Imagebuilding in de Tudortijd: de Vestaalse maagd Tuccia als rolmodel voor Elizabeth I van Engeland

Sarah
Eycken

Tussen 1579 en 1583 produceren artiesten aan het Britse hof intrigerende portretten van koningin Elizabeth I (1533-1603) waarop ze staat afgebeeld met een zeef. Wat is de betekenis hiervan? Wat kan de inclusie van het huisraad mogelijk verraden over deze machtige vorstin?
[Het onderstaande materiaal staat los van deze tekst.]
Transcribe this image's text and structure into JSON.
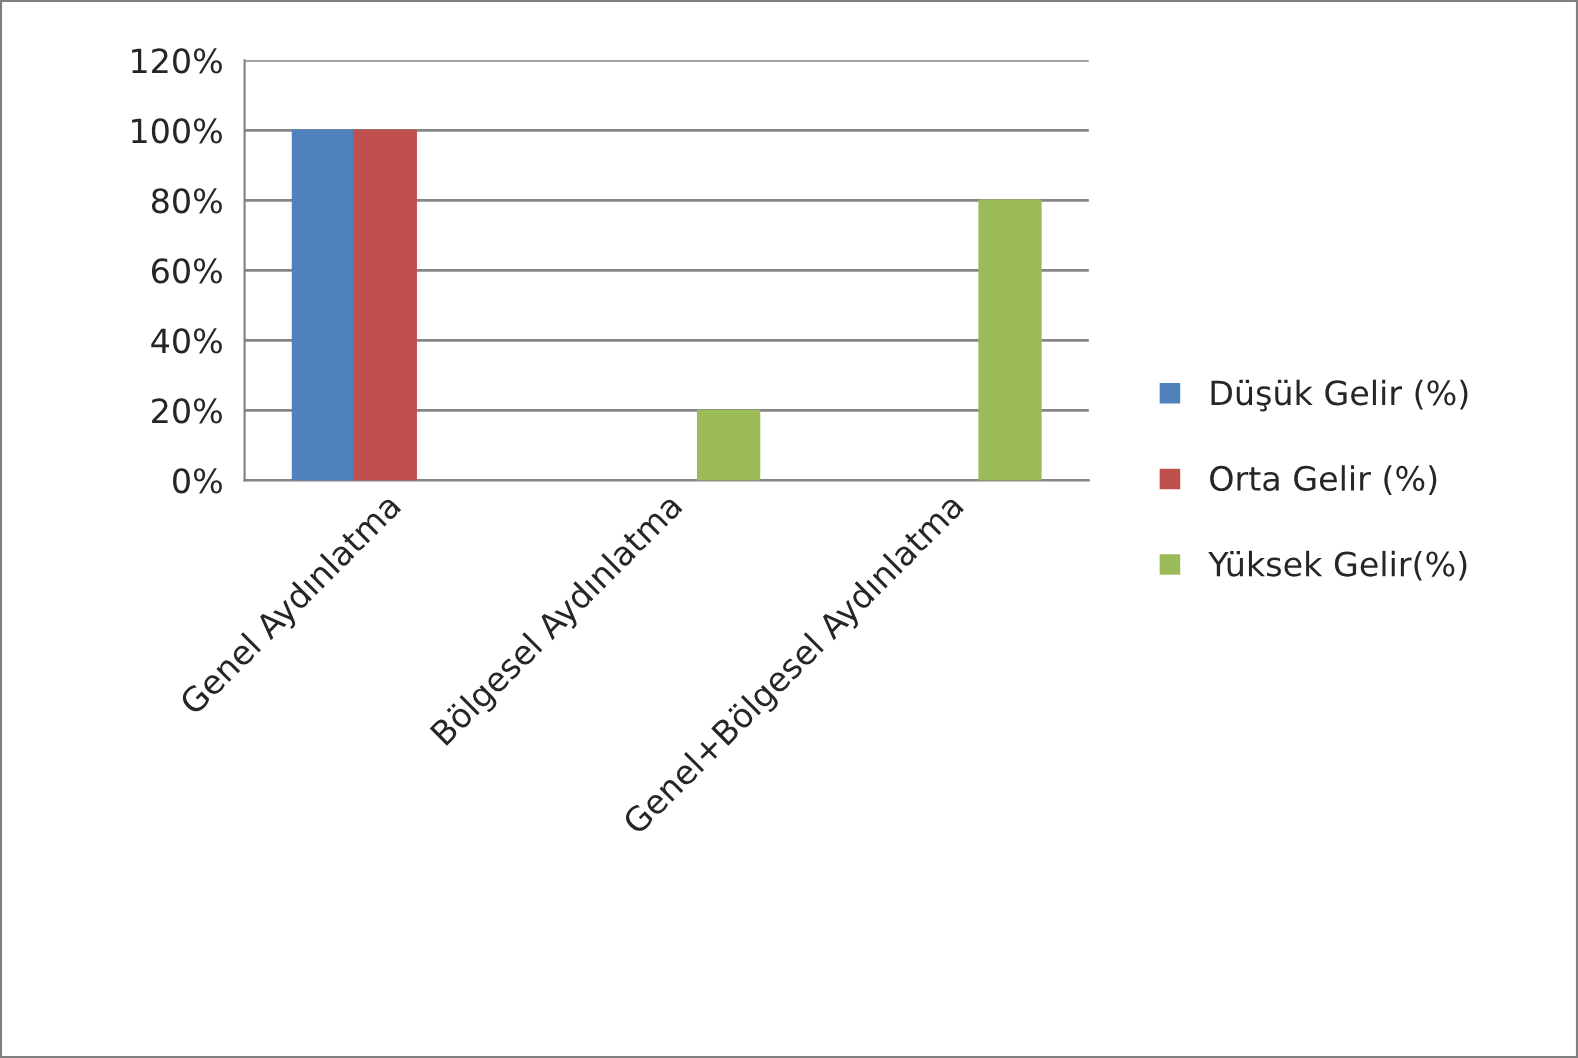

Door het mysterie van het motief van de zeef te ontrafelen, krijgen we meer vat op Elizabeths personaen op haar eigen visie en die van haar raadgevers op haar publiek imago. 

Afbeelding 1: The Plimpton Sieve Portrait door George Gower (1540-1596)

 

Wie was Tuccia?

 

In The Plimpton Sieve Portrait (Folger Shakespeare Library, 1579; Afb. 1) en The Siena Sieve Portrait (Pinacoteca Nazionale di Siena, 1583; Afb. 2) houdt de regale Elizabeth een zeef vast. Dit attribuut verwijst naar de Vestaalse maagd Tuccia, die geruchten van onkuisheid weerlegde met behulp van een zeef. Tuccia bewees haar onschuld door een zeef te vullen met water van de Tiber. Vervolgens liep zij met de zeef terug naar het schrijn van Vesta, zonder een druppel te verliezen. De ondoorlaatbare zeef stond dus symbool voor Tuccia’s maagdelijkheid. Die maagdelijkheid was cruciaal voor de Vestalinnen, die de stad Rome vertegenwoordigden. De Romeinen geloofden namelijk dat de reinheid van deze priesteressen de stad vrijwaarde van nederlagen en rampen. De Vestaalse maagden fungeerden dan ook als apotropaia(beschermers tegen het kwaad) van Rome. Het is daarom opvallend dat in tijde van rampspoed een aantal ongelukkige Vestalinnen de zondebokken werden van algemene paniek. Deze ‘onkuise’ meisjes moesten het dan ook met hun leven bekopen om zo de verstoorde banden met de goden terug te herstellen. 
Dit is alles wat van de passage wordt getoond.